Published on Saturday, February 18, 2012 by Davis Downey
The prevailing attitude among students seems to be that the singular goal we should all work for is attending college. The belief is that if you earn a good GPA, participate in extra curricular activities; you get accepted to the college you choose. Teachers and parents will make it seem as if there is only one option and anything that falls short of that isn’t good enough.
This mentality is damaging to people, and can lead to students making bad decisions regarding their future education. While there are some careers that require college, like the medical field, there are other careers that don’t require a loan, or at least four years of your life.
Some people would rather have a career in some sort of technical field or with the military. Both of those options are as viable as a bachelor’s degree, but avoid bankrupting you in the process.
In many cases, the salary earned is significantly higher than the base income earned by a college graduate. For people who need to support their family or want to start one, college is an impediment, not an opportunity.
College also encourages the wrong mentality while in high school. Students are encouraged to join organizations like National Honor Society, not because they actually have a desire to help but because they want it to look good on their college application.

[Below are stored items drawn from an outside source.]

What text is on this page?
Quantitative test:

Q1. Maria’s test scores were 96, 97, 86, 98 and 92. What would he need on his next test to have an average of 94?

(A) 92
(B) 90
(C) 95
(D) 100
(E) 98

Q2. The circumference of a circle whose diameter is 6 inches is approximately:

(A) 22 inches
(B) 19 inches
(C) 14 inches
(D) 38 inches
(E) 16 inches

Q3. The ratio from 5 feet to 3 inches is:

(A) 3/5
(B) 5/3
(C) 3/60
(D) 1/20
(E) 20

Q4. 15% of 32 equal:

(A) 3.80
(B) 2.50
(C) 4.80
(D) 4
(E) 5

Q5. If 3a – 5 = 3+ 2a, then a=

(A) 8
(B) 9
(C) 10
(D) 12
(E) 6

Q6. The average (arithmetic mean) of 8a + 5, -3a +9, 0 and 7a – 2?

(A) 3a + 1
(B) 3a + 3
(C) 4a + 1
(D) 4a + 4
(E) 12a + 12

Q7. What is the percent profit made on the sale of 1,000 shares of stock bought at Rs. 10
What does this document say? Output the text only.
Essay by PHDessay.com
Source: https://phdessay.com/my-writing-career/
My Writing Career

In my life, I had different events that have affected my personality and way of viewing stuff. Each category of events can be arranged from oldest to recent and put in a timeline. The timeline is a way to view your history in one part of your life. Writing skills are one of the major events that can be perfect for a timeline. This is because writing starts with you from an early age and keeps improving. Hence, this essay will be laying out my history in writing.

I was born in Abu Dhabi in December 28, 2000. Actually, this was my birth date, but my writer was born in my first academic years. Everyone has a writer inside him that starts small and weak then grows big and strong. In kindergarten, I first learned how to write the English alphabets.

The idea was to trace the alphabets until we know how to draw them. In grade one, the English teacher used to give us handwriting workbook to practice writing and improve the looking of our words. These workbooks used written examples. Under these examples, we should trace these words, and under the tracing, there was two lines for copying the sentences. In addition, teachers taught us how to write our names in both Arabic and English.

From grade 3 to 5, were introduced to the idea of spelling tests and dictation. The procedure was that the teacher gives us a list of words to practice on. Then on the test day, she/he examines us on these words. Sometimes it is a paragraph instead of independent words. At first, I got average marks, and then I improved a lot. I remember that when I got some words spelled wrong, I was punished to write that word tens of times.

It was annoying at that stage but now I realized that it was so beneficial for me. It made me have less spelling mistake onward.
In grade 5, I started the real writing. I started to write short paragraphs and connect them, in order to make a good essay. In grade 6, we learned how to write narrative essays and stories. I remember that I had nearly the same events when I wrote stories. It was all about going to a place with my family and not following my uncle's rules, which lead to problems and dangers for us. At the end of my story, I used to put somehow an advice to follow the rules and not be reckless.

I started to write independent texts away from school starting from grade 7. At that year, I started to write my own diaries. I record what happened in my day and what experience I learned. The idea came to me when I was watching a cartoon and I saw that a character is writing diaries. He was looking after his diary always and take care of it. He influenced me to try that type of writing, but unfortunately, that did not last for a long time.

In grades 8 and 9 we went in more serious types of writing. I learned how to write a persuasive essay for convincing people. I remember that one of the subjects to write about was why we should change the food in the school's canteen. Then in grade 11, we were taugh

Don’t get me wrong, there are definitely some advantages to going to college. College can offer so many opportunities and lead to a great career that wouldn’t have been available without a degree. College can also help foster a more active social life, and give you a chance to meet new people who have interests that are similar to yours.
While college can be very beneficial and lead to a great career and a fulfilling life, it can also cost you a lot without adding anything to your life. In some cases, a community college or a technical degree is the right way to go.